When a tree dies in the forest, it does not immediately collapse; instead it decays while standing in place for a few years, continuously dropping its smaller branches to the ground. It’s Nature’s way of forest management, for the snag, which is what the dead tree is called, provides countless benefits to wildlife and to a woodland’s ability of regenerating itself. Birds, bats, squirrels, racoons and other animals make their nests in the crevices and hollow cavities of snags. Insects, mosses, lichens and fungi that thrive in dead wood provide food for woodpeckers, nut hedges, song birds and small mammals. Squirrels and other animals use snags to store food that they gather in the fall. Tall snags become perches from which raptors survey the forest and dive for prey.

Eventually, the snag collapses into a heap of decaying wood lying on the ground. But that is not the end of the tree’s beneficial presence in the world. The mosses, lichens and fungi living in that heap of disintegrating wood help to return vital nutrients to the soil through the nitrogen cycle. And the decaying wood on the floor acts as a “nurse log” for new tree seedlings offering them the rich nutrients they need to get established.

Of course, a suburban garden or even a city park is not a forest. And while snags can provide the same benefits in urban environments, they will need to be managed. It is not a good idea to leave dead branches high up in a tree where they can fall on people or structures below. So, usually only the trunk of a tree makes a good urban snag.

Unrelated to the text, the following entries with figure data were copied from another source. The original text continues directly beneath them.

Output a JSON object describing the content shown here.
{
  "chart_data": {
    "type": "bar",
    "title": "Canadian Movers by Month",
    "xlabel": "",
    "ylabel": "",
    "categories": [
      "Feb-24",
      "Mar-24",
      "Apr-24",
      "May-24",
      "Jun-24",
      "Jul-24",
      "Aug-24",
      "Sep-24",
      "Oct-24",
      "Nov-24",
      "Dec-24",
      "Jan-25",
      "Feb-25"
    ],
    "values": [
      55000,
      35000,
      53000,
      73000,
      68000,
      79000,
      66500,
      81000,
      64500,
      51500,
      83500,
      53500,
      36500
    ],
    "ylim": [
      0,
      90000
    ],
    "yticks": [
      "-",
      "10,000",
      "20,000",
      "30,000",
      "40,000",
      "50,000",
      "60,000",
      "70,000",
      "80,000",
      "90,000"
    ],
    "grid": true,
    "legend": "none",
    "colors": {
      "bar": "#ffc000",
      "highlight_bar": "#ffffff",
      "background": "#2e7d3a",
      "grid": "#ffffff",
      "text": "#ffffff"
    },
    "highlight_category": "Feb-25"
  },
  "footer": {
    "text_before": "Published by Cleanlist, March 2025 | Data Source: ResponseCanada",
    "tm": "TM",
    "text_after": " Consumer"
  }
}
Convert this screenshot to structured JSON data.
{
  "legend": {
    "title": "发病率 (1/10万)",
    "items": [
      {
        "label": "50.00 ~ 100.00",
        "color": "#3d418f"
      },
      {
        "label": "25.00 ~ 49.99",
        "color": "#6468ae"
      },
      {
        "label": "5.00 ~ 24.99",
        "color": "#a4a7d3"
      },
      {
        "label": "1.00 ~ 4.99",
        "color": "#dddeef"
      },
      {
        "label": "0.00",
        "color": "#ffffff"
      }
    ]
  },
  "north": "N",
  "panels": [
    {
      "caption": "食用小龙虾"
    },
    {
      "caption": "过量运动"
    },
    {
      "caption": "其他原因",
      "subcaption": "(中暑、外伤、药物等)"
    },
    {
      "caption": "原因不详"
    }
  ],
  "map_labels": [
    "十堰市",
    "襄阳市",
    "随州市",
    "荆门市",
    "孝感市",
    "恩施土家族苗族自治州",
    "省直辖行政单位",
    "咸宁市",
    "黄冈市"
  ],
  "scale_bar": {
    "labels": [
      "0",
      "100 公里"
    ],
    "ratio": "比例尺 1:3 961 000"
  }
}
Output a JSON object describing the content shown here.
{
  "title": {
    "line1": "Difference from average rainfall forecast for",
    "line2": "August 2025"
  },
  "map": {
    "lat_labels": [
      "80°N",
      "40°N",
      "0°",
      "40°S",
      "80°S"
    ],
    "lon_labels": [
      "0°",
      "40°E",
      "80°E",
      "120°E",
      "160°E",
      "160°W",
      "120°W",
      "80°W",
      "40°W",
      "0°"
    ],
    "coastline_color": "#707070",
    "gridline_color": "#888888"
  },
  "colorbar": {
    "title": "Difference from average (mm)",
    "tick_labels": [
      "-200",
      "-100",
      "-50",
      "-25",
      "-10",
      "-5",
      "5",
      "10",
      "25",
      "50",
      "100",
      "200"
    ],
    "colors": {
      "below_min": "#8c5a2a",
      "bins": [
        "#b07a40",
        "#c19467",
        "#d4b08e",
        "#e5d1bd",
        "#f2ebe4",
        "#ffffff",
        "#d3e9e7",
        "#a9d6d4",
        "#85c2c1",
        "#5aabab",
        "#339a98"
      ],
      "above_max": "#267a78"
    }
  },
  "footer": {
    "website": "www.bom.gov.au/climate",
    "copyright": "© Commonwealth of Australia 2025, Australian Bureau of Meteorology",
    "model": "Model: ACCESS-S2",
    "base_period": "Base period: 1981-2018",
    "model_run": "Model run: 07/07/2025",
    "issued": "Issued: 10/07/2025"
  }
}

The photos here document the transformation of a tree that in 2017 still had some life in it  but in 2022 turned into a heap of decaying wood on the ground. When the Idle Hour Neighborhood planted a stream buffer in the greenspace along a branch of West Hickman Creek, four silver maples grew there. Two of these are still alive, but the other two were too far gone to be saved. City arborists cut off all their branches in September 2017, leaving the trunks standing to slowly decay in place. The smaller and weaker one collapsed on September 19, exactly five years after it had been reduced to a snag.